A teneur de l’art. 34 al. 1 CPC, les actions relevant du droit du travail peuvent être portées devant le tribunal du domicile ou du siège du défendeur, ou devant le tribunal du lieu où le travailleur exerce habituellement son activité professionnelle.

Avant l’entrée en vigueur de l’art. 34 al. 1 CPC, le for du lieu habituel de l’activité « professionnelle » du travailleur, c’est-à-dire l’activité convenue entre les parties au contrat de travail, était prévu dans des termes similaires par l’art. 24 al. 1 de la loi fédérale du 24 mars 2000 sur les fors (LFors; RO 2000 2355 p. 2360). Dans les rapports internationaux, le for du lieu habituel de l’activité convenue était aussi prévu par l’art. 5 par. 1 de la Convention de Lugano concernant la compétence judiciaire et l’exécution des décisions en matière civile et commerciale, conclue le 16 septembre 1988 (CL 1988), et par l’art. 115 al. 1 de la loi fédérale sur le droit international privé (LDIP; RS 291). L’art. 5 par. 1 CL 1988 est actuellement remplacé par l’art. 19 par. 2 let. a de la Convention de Lugano sur les mêmes matières conclue le 30 octobre 2007 (CL 2007; RS 0.275.12).

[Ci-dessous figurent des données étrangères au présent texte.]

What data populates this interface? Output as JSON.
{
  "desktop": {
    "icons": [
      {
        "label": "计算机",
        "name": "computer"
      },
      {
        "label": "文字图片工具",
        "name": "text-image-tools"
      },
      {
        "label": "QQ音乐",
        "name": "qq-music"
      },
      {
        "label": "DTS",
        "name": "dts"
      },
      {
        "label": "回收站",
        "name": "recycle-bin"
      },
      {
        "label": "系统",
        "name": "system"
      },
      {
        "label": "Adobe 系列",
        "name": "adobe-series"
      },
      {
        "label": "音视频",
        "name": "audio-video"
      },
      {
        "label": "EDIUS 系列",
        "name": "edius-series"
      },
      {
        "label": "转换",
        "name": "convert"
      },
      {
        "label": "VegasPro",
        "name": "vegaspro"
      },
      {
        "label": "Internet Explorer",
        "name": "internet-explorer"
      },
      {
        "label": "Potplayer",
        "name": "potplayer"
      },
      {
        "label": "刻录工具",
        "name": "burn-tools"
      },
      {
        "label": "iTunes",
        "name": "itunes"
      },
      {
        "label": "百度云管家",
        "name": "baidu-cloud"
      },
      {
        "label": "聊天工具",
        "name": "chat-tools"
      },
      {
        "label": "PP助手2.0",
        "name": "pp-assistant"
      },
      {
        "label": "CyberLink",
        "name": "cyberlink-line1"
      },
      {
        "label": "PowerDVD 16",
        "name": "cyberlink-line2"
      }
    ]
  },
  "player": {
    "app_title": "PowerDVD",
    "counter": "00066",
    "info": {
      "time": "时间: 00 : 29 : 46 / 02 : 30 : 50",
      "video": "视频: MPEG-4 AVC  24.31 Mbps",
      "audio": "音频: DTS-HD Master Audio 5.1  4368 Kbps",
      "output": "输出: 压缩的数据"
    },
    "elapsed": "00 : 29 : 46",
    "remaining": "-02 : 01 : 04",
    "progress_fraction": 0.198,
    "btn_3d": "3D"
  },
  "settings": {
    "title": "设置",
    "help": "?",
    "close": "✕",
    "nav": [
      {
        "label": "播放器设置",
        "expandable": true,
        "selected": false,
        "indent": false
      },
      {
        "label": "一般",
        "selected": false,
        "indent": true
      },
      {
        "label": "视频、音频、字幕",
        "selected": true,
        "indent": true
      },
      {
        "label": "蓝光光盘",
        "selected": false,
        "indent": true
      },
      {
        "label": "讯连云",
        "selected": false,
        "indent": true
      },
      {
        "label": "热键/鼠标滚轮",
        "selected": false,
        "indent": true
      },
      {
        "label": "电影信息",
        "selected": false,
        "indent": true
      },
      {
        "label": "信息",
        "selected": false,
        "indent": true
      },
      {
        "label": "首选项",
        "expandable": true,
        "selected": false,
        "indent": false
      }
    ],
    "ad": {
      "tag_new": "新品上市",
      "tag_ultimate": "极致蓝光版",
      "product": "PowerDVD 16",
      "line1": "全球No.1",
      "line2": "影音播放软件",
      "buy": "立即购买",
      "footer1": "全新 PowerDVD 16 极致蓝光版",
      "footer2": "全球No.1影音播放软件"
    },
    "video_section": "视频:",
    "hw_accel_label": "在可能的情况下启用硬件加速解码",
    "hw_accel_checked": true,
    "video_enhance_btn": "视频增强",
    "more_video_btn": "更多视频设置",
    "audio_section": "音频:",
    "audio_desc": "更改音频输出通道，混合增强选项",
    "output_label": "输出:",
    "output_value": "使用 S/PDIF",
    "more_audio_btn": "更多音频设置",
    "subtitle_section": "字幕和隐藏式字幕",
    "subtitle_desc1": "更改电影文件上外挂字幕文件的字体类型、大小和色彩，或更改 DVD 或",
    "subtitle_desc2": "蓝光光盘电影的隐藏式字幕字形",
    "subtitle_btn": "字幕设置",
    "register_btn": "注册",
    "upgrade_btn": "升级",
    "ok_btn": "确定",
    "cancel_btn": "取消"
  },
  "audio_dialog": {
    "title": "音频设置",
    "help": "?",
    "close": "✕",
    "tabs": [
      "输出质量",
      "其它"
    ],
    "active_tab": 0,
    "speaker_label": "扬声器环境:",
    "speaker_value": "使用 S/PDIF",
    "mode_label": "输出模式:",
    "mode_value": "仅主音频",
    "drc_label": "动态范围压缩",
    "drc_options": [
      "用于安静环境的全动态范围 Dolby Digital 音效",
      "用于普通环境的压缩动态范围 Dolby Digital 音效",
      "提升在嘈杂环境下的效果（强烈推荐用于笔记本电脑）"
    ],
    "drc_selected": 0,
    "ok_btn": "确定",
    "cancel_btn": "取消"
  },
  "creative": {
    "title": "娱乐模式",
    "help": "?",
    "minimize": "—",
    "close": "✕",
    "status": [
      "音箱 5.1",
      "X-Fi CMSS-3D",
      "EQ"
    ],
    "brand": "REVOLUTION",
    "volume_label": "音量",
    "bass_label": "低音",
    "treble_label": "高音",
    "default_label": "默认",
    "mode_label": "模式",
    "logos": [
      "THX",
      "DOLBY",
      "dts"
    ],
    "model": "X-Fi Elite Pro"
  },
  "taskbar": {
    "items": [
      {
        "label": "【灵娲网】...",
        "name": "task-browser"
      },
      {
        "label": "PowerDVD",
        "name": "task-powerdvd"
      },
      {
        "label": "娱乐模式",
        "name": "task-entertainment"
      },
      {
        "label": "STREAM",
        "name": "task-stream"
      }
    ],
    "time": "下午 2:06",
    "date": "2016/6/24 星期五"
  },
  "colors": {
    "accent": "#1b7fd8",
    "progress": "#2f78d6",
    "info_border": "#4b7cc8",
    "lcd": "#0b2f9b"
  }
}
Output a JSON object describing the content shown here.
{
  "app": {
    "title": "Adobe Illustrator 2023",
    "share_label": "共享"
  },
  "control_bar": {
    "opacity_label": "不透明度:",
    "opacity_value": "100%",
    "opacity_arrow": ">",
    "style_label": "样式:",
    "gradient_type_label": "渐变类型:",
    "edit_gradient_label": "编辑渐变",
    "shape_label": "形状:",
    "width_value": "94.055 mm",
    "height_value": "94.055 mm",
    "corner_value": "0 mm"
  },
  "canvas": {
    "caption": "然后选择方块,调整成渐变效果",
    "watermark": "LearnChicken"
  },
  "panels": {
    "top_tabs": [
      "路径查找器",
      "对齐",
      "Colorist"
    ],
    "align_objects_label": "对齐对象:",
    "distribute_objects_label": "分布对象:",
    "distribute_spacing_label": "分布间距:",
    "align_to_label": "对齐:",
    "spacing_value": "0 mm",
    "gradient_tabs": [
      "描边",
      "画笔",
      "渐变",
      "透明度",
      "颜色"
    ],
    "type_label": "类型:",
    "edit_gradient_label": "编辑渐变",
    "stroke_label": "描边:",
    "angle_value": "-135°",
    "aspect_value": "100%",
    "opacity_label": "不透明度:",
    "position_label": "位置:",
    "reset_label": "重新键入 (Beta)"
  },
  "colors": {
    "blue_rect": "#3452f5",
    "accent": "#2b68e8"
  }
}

Selon l’intention du législateur fédéral, l’art. 24 al. 1 LFors était harmonisé avec l’art. 5 par. 1 CL 1988 et il différait, en conséquence, de l’art. 343 al. 1 aCO auquel il succédait: celui-ci prévoyait un for au « lieu de l’exploitation ou du ménage pour lequel le travailleur [accomplissait] son travail » (Message du Conseil fédéral concernant la loi fédérale sur les fors en matière civile, FF 1999 2591 p. 2624). Au regard de l’art. 34 al. 1 CPC qui correspond à l’art. 24 al. 1 LFors, le for peut donc se trouver dans un lieu où l’employeur n’a aucune sorte d’établissement ni installation fixe, ce qui n’était pas admis sous l’empire de l’art. 343 al. 1 aCO.

L’art. 34 al. 1 CPC correspond actuellement à l’art. 19 par. 2 let. a CL 2007. Celui-ci est une réplique de l’art. 19 par. 2 let. a du règlement de l’Union européenne n° 44/2001 concernant la compétence judiciaire, la reconnaissance et l’exécution des décisions en matière civile et commerciale, du 22 décembre 2000. Il s’ensuit que les critères déterminants dans l’application de ces dispositions de droit international peuvent être pris en considération aussi dans l’interprétation de l’art. 34 al. 1 CPC.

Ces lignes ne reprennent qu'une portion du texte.